If Clinton was initially reluctant to speak out publicly about Carter’s book — unlike Speaker of the House Nancy Pelosi and Democratic National Committee Chair Howard Dean — he has not been silent on the issue in private, according to one of his most important backers in the Orthodox community, Rabbi Menachem Genack.

Genack, who heads the kashruth division of the Orthodox Union and is now serving as a finance committee member on Senator Hillary Rodham Clinton’s 2008 presidential campaign, told the Forward that Clinton had openly discussed his displeasure with Carter’s book at a New York luncheon for Hillary supporters, held in mid-November. According to Genack, Clinton said that he was at the Israeli-Palestinian negotiations “and this notion that this was Israel’s obstinacy and so on completely conflicted with the reality of the negotiations.”

“He was very uncomfortable with the book,” Genack said.

Both Carter and Clinton doggedly pursued Middle East peace deals during their presidencies and have cited their Baptist upbringings as inspiration for seeking reconciliation between Arabs and Jews. But their personal allegiances to slain leaders, and their experiences at the negotiating table, appear to have driven them to different conclusions about where to cast blame for the continuing conflict.

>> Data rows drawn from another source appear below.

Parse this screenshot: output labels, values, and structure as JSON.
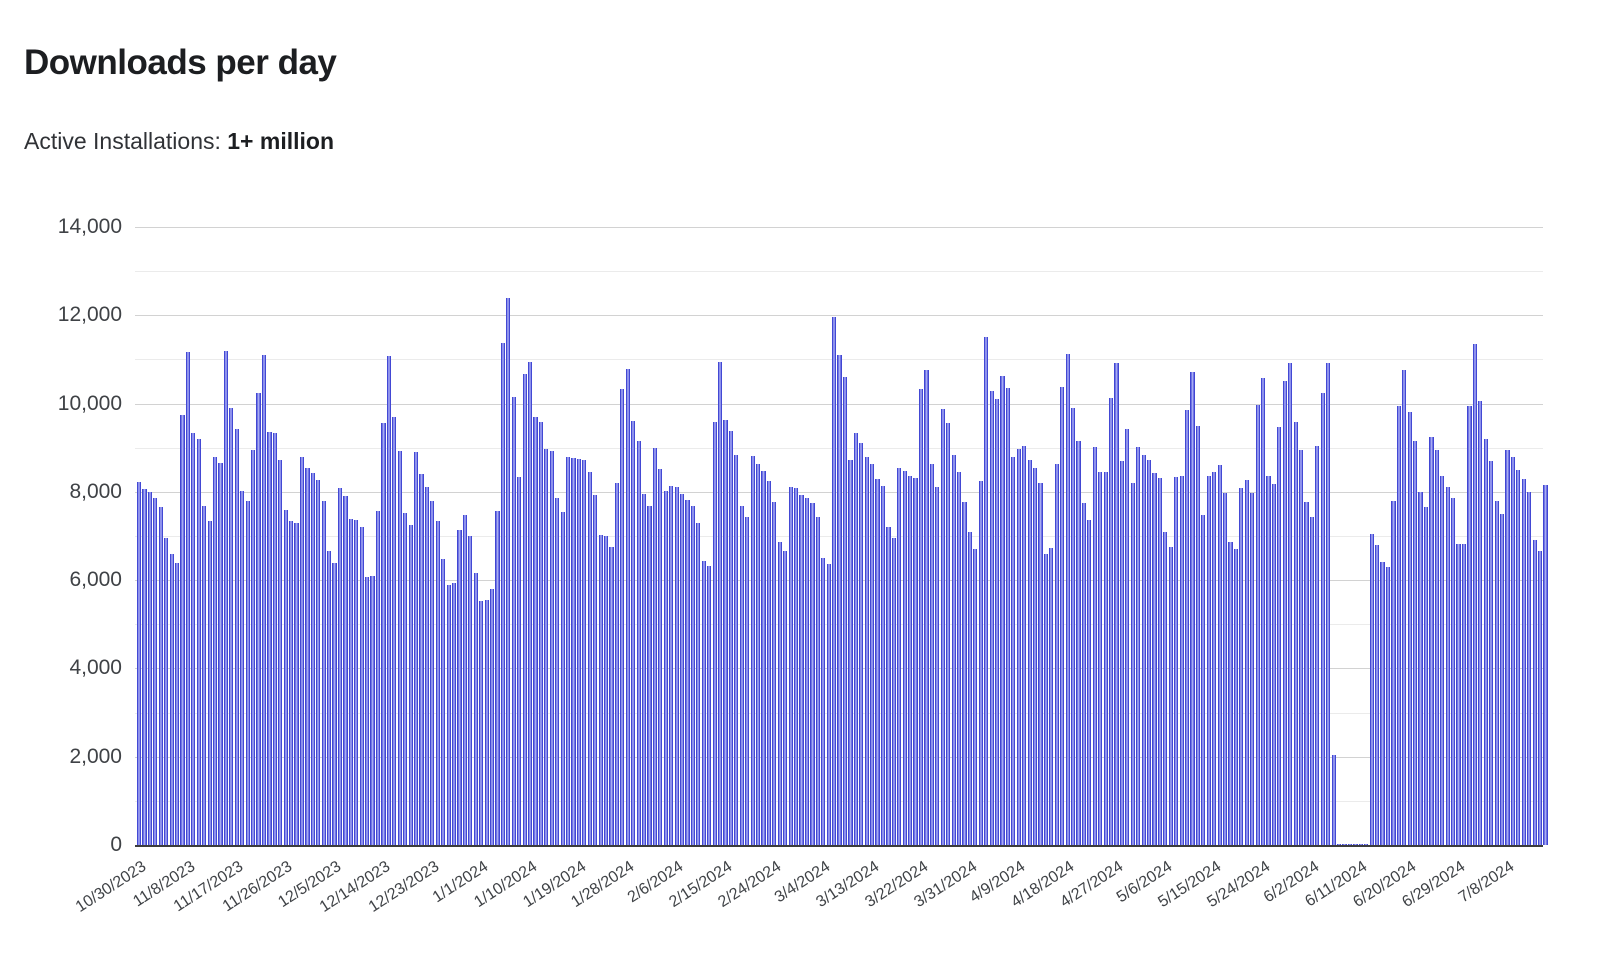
{
  "header": {
    "title": "Downloads per day",
    "subtitle_label": "Active Installations: ",
    "subtitle_value": "1+ million"
  },
  "chart_data": {
    "type": "bar",
    "title": "Downloads per day",
    "xlabel": "",
    "ylabel": "",
    "ylim": [
      0,
      14000
    ],
    "grid": "horizontal, every 1000 (major lines every 2000 labeled)",
    "legend": "none",
    "bar_color": "#5a61e0",
    "bar_stripe_colors": [
      "#4146d3",
      "#7b80e8",
      "#b9bdf5"
    ],
    "y_tick_labels": [
      "0",
      "2,000",
      "4,000",
      "6,000",
      "8,000",
      "10,000",
      "12,000",
      "14,000"
    ],
    "y_tick_values": [
      0,
      2000,
      4000,
      6000,
      8000,
      10000,
      12000,
      14000
    ],
    "start_date": "10/30/2023",
    "x_tick_interval_days": 9,
    "x_tick_labels": [
      "10/30/2023",
      "11/8/2023",
      "11/17/2023",
      "11/26/2023",
      "12/5/2023",
      "12/14/2023",
      "12/23/2023",
      "1/1/2024",
      "1/10/2024",
      "1/19/2024",
      "1/28/2024",
      "2/6/2024",
      "2/15/2024",
      "2/24/2024",
      "3/4/2024",
      "3/13/2024",
      "3/22/2024",
      "3/31/2024",
      "4/9/2024",
      "4/18/2024",
      "4/27/2024",
      "5/6/2024",
      "5/15/2024",
      "5/24/2024",
      "6/2/2024",
      "6/11/2024",
      "6/20/2024",
      "6/29/2024",
      "7/8/2024"
    ],
    "values": [
      8230,
      8060,
      8000,
      7860,
      7650,
      6950,
      6590,
      6380,
      9730,
      11170,
      9340,
      9200,
      7670,
      7350,
      8800,
      8650,
      11200,
      9900,
      9430,
      8030,
      7790,
      8950,
      10250,
      11100,
      9350,
      9330,
      8720,
      7600,
      7340,
      7290,
      8780,
      8540,
      8420,
      8270,
      7800,
      6660,
      6390,
      8090,
      7900,
      7380,
      7370,
      7200,
      6080,
      6090,
      7560,
      9570,
      11080,
      9700,
      8930,
      7520,
      7250,
      8900,
      8400,
      8100,
      7800,
      7330,
      6480,
      5880,
      5930,
      7130,
      7470,
      6990,
      6160,
      5530,
      5550,
      5810,
      7560,
      11370,
      12400,
      10150,
      8330,
      10660,
      10940,
      9700,
      9590,
      8970,
      8930,
      7850,
      7540,
      8790,
      8770,
      8750,
      8720,
      8440,
      7930,
      7030,
      6990,
      6740,
      8210,
      10340,
      10790,
      9610,
      9150,
      7960,
      7670,
      9000,
      8520,
      8030,
      8130,
      8100,
      7960,
      7810,
      7670,
      7300,
      6440,
      6320,
      9590,
      10940,
      9620,
      9380,
      8830,
      7670,
      7420,
      8810,
      8630,
      8480,
      8240,
      7760,
      6870,
      6650,
      8110,
      8080,
      7930,
      7870,
      7740,
      7440,
      6510,
      6370,
      11950,
      11100,
      10610,
      8720,
      9330,
      9100,
      8780,
      8630,
      8290,
      8130,
      7210,
      6960,
      8540,
      8470,
      8350,
      8310,
      10340,
      10760,
      8630,
      8110,
      9880,
      9560,
      8840,
      8460,
      7780,
      7100,
      6710,
      8250,
      11510,
      10290,
      10100,
      10620,
      10350,
      8780,
      8960,
      9050,
      8720,
      8540,
      8190,
      6590,
      6730,
      8630,
      10370,
      11120,
      9890,
      9150,
      7740,
      7360,
      9015,
      8440,
      8460,
      10130,
      10910,
      8690,
      9420,
      8195,
      9015,
      8840,
      8725,
      8420,
      8325,
      7100,
      6760,
      8330,
      8360,
      9850,
      10720,
      9485,
      7480,
      8370,
      8440,
      8610,
      7980,
      6860,
      6700,
      8080,
      8260,
      7985,
      9960,
      10580,
      8350,
      8180,
      9480,
      10510,
      10910,
      9580,
      8940,
      7760,
      7420,
      9050,
      10240,
      10925,
      2050,
      20,
      20,
      20,
      20,
      20,
      20,
      7050,
      6800,
      6400,
      6300,
      7800,
      9950,
      10750,
      9800,
      9150,
      8000,
      7650,
      9250,
      8950,
      8350,
      8100,
      7850,
      6820,
      6820,
      9950,
      11350,
      10050,
      9200,
      8700,
      7800,
      7500,
      8950,
      8800,
      8500,
      8300,
      8000,
      6900,
      6650,
      8150
    ]
  }
}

Carter, in describing the historic peace talks at Camp David that culminated in the groundbreaking Israeli-Egyptian peace deal, has portrayed the late former Egyptian president Anwar Sadat as a visionary and heroic statesman who gave his life for peace, and the late former Israeli prime minister Menachem Begin as a difficult interlocutor less prepared to transcend his past as an underground leader of Jewish nationalists.

In sharp contrast, Clinton developed a close personal relationship with Yitzhak Rabin before the Israeli prime minister was assassinated. Years later, after marathon talks at Camp David failed to produce an Israeli-Palestinian peace deal, Clinton blamed the stalemate on Yasser Arafat, essentially casting him as a guerilla leader unable to embrace the role of statesman.

Independent of Middle East politics, some of the underlying tensions between Carter and Clinton go back decades.

In his 2004 autobiography, Clinton said that his failed 1980 bid for re-election as governor of Arkansas was damaged by the decision of President Carter to place 20,000 Cuban refugees at a military installation in the state, after some of the refugees had rioted and broken out of the facility as the National Guard looked on.

While Carter and Clinton have both pursued high-profile humanitarian causes as ex-presidents, and plan to participate in a gathering of progressive Baptists early next year, Clinton has often seemed much closer to former president George H.W. Bush, his partner in raising relief funds for the victims of Hurricane Katrina and those of the 2004 tsunami. Several political observers told the Forward that Carter’s outspoken political activism since leaving office has caused friction with Clinton and both Bushes.

“There is kind of this tradition that out of respect for the dignity of the office, presidents finish their terms and then sort of… let their successors have their own time at bat,” said Joshua Muravchik, a resident scholar of the right-leaning American Enterprise Institute who recently published an article in Commentary magazine that is critical of Carter’s conduct as an ex-president. “Every one of Carter’s successors, including Clinton, has resented his meddling.”

Carter publicly opposed the use of force against Iraq in 1990 during the first Bush administration, and personally contacted United Nations member states to urge them not to support the American request for U.N. authorization of military action. In 1994, Carter successfully lobbied President Clinton to allow him to serve as an envoy to North Korea.

Rabinowitz suspects that his former boss decided to break with his “decades-long” approach of avoiding public criticism of Carter because “it all just got to be a bit too much.”

“This wasn’t one misstatement by Carter,” Rabinowitz said. “Needless to say, Carter didn’t let go.”